Alcoolisme : le LSD pourrait devenir un traitement efficace

Le LSD avait déjà été utilisé par le passé avec un certain succès dans des tests cliniques pour traiter l'alcoolisme. Mais jusqu'à présent, aucune recherche n’a apporté de résultats sur des essais afin de documenter exactement dans quelle mesure le LSD pourrait avoir une action sur l’alcoolisme. Une nouvelle méta-analyse sur cette drogue, réalisée par la Faculté de médecine de Trondheim (Norvège), révèle dans le Journal of Psychopharmacology/SAGE, de nouvelles preuves sur les apports bénéfiques du LSD pour traiter la dépendance alcoolique.

Synthétisé pour la première fois en 1938 par deux chimistes suisses (Albert Hofmann et Arthur Stoll), le LSD (acronyme du mot allemand « Lysergsäurediethylamid », « Lysergic acid diethylamide » en anglais), est un psychotrope hallucinogène très puissant, dont la prise de doses infinitésimales entraînent des modifications de la perception, de la pensée et de l'humeur. L’étude publiée le 9 mars 2012 révèle que le principe actif du LSD, le diéthylamide de l'acide lysergique, pourrait aider les alcooliques à ne plus boire, et reprend une analyse d’études réalisées dès les années soixante.

Effets bénéfiques du LSD sur l'alcoolisme ?

Présentée dans le Journal of Psychopharmacology, l’étude a examiné les données provenant de six essais et plus de 536 patients, et signale qu’un "effet bénéfique significatif" sur l'abus d'alcool, qui a duré plusieurs mois après la prise du médicament, est avéré. Le LSD semble agir en bloquant un neurotransmetteur dans le cerveau, la sérotonine (qui est à la fois une hormone et un neuromédiateur du système nerveux central), qui contrôle les fonctions y compris ceux de la perception, du comportement, de la faim et de l'humeur.

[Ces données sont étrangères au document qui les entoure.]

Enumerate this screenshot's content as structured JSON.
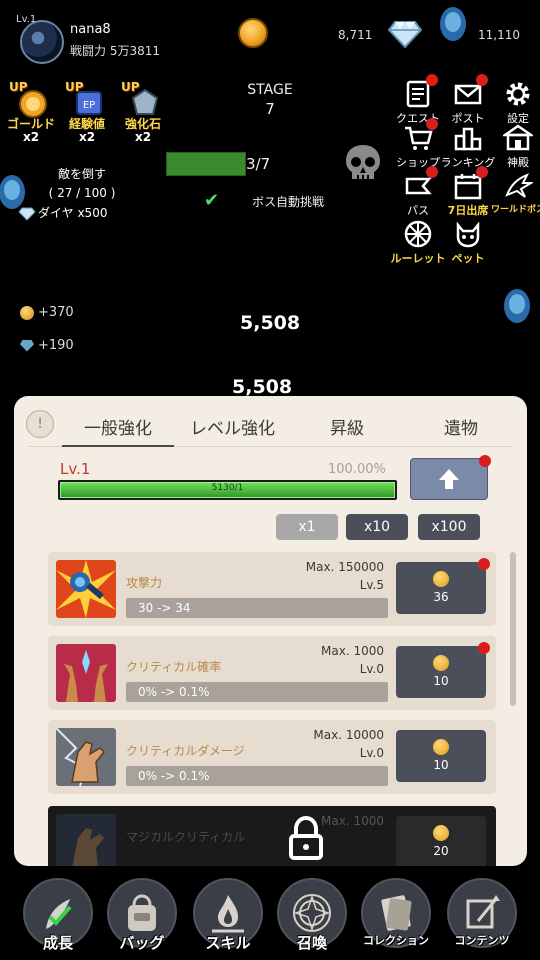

L’équipe de chercheurs du Département de Neuroscience de l'Université norvégienne de Science et Technologie de Trondheim a analysé les études antérieures réalisées sur cette drogue, entre 1966 et 1970. Les chercheurs expliquent dans leur étude que « Les évaluations de l'acide lysergique diéthylamide (LSD) dans le traitement de l'alcoolisme n'ont pas été basé sur une méta-analyse quantitative. Par conséquent, nous avons effectué une méta-analyse d'essais contrôlés randomisés afin d'évaluer l'efficacité clinique du LSD dans le traitement de l'alcoolisme. Nous avons identifié six essais admissibles, y compris 536 participants. Il y avait des preuves d'un effet bénéfique du LSD sur l'abus d'alcool. »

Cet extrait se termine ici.